The response can be attributed to the largely benign outcome of the audit firm KPMG’s investigation of EDS’ accounts. KPMG found that EDS committed no improper acts, although it said EDS incorrectly recognized $9 million in revenue from a client last year before it signed a settlement agreement with the customer. KPMG also recommended that EDS restate its bonus expenses from 2003, which EDS said would not alter overall numbers for the full-year period.
The contract with the US Navy has been a drain on EDS’ financial results for more than three years. EDS took a charge of $375 million in the third quarter to reduce the value of the deal, which was originally awarded in 2000.
The Navy deal could potentially bring in revenue of $8.8 billion to EDS over several years, but the vendor has so far lost well over $1 billion on the contract, including $422 million in the first nine months of 2004 due to the high cost of building the client’s new infrastructure.
Mr Swan said that there was a potential pipeline of new business with the Navy of $750 million at the end of September, including a major contract to build a VoIP network, which he expects to be awarded in the near future.
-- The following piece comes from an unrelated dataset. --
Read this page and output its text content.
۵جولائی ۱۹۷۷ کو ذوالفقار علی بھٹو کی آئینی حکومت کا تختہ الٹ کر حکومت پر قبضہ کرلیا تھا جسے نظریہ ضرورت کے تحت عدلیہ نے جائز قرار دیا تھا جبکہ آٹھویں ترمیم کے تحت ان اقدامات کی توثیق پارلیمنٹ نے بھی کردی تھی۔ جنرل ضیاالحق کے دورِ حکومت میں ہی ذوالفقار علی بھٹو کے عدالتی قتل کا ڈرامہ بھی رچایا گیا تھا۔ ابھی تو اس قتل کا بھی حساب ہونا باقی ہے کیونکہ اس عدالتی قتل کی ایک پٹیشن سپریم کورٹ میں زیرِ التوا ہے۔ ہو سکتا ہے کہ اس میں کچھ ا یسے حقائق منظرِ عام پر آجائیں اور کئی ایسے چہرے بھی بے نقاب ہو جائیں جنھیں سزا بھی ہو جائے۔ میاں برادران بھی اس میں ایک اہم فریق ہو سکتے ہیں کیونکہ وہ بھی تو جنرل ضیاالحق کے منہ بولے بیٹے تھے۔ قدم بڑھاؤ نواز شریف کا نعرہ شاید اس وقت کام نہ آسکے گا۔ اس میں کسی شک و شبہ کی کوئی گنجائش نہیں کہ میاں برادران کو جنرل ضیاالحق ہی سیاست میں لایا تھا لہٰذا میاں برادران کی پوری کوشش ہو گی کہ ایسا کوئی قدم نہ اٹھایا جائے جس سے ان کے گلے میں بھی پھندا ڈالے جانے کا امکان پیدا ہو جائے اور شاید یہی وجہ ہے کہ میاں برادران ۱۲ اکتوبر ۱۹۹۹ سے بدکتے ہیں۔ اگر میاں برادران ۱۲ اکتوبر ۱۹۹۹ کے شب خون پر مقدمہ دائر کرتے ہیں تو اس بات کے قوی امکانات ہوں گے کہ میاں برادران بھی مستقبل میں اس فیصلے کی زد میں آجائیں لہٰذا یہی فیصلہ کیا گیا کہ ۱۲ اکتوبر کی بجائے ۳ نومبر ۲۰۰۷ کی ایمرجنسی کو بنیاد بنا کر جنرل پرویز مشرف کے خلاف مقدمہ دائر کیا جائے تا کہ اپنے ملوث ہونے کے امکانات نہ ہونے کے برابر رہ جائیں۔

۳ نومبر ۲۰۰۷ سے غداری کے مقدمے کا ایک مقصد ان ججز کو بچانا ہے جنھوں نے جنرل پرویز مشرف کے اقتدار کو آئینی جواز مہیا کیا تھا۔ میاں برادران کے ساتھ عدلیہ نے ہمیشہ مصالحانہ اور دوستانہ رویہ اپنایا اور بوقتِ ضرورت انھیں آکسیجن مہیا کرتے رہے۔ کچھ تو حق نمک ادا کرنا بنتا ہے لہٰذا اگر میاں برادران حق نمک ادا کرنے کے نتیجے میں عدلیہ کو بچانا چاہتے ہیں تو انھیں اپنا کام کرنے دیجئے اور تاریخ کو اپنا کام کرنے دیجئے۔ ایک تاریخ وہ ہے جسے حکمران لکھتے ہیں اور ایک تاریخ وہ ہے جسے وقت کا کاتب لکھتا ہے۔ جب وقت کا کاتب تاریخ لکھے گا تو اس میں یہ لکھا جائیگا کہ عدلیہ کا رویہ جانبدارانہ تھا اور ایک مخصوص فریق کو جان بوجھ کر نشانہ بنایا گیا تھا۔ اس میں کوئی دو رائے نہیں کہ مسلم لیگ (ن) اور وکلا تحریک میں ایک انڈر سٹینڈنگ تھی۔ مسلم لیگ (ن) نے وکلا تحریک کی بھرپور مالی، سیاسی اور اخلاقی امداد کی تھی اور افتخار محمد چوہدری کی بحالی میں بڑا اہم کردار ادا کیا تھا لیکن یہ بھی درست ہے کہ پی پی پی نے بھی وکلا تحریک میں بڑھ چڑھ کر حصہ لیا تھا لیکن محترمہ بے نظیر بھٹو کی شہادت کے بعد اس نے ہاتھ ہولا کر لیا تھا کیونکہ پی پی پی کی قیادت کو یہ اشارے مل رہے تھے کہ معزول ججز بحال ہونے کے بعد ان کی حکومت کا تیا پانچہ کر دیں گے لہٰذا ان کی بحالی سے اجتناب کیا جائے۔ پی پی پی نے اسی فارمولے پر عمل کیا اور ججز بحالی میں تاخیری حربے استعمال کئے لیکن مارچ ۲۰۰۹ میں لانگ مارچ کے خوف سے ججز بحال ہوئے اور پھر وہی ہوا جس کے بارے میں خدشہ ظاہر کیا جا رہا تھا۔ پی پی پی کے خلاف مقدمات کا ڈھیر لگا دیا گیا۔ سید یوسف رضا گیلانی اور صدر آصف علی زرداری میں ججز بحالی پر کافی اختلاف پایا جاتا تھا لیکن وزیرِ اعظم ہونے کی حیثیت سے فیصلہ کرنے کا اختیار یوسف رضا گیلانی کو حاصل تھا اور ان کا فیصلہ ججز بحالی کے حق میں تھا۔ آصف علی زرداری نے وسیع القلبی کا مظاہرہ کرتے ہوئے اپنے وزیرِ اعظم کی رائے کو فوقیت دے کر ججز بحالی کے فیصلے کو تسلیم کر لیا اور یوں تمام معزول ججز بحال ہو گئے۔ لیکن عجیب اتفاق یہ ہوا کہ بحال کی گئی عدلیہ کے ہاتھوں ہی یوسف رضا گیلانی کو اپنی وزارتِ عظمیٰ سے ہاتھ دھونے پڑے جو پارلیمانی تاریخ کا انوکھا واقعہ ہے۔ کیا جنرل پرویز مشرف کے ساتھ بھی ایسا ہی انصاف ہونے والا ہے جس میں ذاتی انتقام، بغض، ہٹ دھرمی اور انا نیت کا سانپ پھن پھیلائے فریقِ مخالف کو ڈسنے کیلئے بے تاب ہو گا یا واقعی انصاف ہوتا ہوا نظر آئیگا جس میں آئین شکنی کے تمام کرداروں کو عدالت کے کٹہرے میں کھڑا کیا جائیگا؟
Business process outsourcing (BPO) was hailed as one area that EDS expects to drive further growth, particularly on contracts where it takes over the running of clients’ human resources and supply chain functions and underpinning IT systems.
However, EDS’ revenue from BPO fell 11% during the quarter to $693 million. BPO accounted for 11%, or $363 million of EDS’ new contract signings during the third quarter. Overall contract signings for the quarter were $3.3 billion, which was up only slightly on the $3.2 billion announced during the third quarter of 2003. Mr Jordan revealed the company would announce some major BPO initiatives in the next few weeks.
Another issue EDS has to address if it is to grow its revenue over the next few years is the replacement of its declining revenue from General Motors, its largest client and former parent company. Sales to GM fell 12% to $467 million in the third quarter, representing 9.4% of total sales. GM’s existing ten-year contract with EDS expires in June 2006, and the automaker is expected to work with a larger number of services suppliers in the future.
EDS reaffirmed that it is on target for full-year revenue of between $20 billion to $21 billion, which at best would mean a 2% decline from last year’s total.
Mr Jordan maintained that one of the company’s aims is to extend its position as the IT services sector’s second-ranked player behind IBM Global Services. But with CSC and Accenture gaining real momentum, EDS will have to work hard to put distance between itself and the rest of the competition.